Coterra’s corporate predecessor, Cabot Oil & Gas Corp., was charged in June 2020 with 15 criminal counts, most of them felonies, after a grand jury investigation found the company drilled faulty gas wells that leaked flammable methane into residential water supplies in Dimock and surrounding communities.
The grand jury blasted what it called Cabot’s “long-term indifference to the damage it caused to the environment and citizens of Susquehanna County.” Many residents have continued to avoid using their well water, using bottled water, bulk water purchased commercially, and even water drawn from creeks and artesian wells instead.
After being charged, the company had denied any suggestion that it “acted with indifference toward the community where we live and operate.” Cabot, which merged with Denver-based Cimarex Energy Co. to form Coterra, has long maintained the gas in residents’ water was naturally occurring.
Coterra pleaded no contest to a charge of prohibition against discharge of industrial wastes under the state’s Clean Streams Law.
The battle over Dimock’s water woes was featured in the Emmy-winning 2010 documentary “Gasland,” which showed residents lighting their tap water on fire.

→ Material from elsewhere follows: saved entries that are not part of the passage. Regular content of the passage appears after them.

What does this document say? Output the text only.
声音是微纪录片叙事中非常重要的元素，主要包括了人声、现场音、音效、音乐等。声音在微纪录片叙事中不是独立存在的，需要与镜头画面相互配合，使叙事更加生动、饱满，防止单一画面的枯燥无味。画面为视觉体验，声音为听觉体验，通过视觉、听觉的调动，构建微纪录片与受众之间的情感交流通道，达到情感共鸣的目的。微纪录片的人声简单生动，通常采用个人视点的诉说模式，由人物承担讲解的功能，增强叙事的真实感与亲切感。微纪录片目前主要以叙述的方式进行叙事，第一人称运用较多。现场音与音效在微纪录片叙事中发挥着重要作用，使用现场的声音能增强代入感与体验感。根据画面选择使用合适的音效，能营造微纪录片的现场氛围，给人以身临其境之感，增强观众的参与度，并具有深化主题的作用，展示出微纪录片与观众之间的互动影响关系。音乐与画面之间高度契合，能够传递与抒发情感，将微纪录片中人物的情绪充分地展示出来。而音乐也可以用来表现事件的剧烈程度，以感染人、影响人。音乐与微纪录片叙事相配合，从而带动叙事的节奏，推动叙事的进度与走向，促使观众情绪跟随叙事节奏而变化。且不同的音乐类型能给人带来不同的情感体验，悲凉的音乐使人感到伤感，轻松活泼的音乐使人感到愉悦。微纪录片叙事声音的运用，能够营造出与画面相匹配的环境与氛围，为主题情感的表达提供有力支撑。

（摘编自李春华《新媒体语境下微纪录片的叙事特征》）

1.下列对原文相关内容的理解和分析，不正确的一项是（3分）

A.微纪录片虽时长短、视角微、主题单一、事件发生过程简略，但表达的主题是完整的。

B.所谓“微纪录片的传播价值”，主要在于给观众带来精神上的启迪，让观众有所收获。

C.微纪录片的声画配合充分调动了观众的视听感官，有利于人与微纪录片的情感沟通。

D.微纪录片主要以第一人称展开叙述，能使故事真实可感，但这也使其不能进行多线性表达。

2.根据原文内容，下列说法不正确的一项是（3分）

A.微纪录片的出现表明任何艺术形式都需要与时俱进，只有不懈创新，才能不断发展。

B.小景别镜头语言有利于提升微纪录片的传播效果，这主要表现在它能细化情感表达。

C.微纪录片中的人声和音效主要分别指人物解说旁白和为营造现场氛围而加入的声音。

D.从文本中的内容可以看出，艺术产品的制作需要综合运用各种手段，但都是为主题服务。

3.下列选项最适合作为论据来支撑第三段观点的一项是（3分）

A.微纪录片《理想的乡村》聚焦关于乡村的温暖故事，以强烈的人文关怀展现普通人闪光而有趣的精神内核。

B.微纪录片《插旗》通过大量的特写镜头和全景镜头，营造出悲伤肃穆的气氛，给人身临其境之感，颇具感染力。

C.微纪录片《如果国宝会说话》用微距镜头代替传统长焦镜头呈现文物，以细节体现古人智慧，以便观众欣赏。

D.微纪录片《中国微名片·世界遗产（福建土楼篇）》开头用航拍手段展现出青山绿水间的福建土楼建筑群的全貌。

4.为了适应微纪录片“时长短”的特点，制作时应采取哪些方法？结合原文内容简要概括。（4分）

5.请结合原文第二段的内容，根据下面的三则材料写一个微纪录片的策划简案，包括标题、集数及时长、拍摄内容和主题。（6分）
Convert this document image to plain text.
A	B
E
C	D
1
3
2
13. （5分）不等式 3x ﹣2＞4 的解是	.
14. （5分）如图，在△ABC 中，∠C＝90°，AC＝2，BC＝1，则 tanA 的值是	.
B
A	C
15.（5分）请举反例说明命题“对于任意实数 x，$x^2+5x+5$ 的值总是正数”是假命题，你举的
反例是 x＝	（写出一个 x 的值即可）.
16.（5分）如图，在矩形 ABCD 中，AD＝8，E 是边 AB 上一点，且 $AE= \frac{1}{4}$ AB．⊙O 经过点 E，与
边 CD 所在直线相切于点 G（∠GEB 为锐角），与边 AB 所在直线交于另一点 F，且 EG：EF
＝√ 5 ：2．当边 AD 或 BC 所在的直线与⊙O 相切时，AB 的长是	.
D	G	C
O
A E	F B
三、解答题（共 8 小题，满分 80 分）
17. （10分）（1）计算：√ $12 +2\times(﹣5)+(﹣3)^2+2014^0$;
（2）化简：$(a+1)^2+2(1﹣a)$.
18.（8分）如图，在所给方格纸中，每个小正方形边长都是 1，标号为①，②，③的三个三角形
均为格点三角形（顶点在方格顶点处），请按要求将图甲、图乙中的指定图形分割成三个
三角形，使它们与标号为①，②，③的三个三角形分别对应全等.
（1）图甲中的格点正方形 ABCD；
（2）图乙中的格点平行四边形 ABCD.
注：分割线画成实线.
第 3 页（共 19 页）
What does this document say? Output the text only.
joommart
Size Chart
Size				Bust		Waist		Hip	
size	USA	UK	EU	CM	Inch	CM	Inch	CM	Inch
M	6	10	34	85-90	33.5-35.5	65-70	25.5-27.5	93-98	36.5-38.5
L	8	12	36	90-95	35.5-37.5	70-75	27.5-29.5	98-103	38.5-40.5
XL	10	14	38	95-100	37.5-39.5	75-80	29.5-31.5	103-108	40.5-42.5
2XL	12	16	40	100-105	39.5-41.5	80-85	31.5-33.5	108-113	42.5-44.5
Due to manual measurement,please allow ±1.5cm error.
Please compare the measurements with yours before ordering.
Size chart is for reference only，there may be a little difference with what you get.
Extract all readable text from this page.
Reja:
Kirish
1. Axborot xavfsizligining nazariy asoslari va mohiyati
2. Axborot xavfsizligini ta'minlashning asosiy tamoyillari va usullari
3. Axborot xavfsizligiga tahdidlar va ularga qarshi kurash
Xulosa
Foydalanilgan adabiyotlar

Residents were informed of the plea deal last week. Pennsylvania American Water has said it plans to drill two wells — what it calls a “public groundwater system” — and build a treatment plant that will remove any contaminants from the water before piping it to about 20 homes in Dimock.
The criminal case has not slowed Coterra’s business. It is the leading shale gas driller in the nation’s No. 2 natural gas-producing state.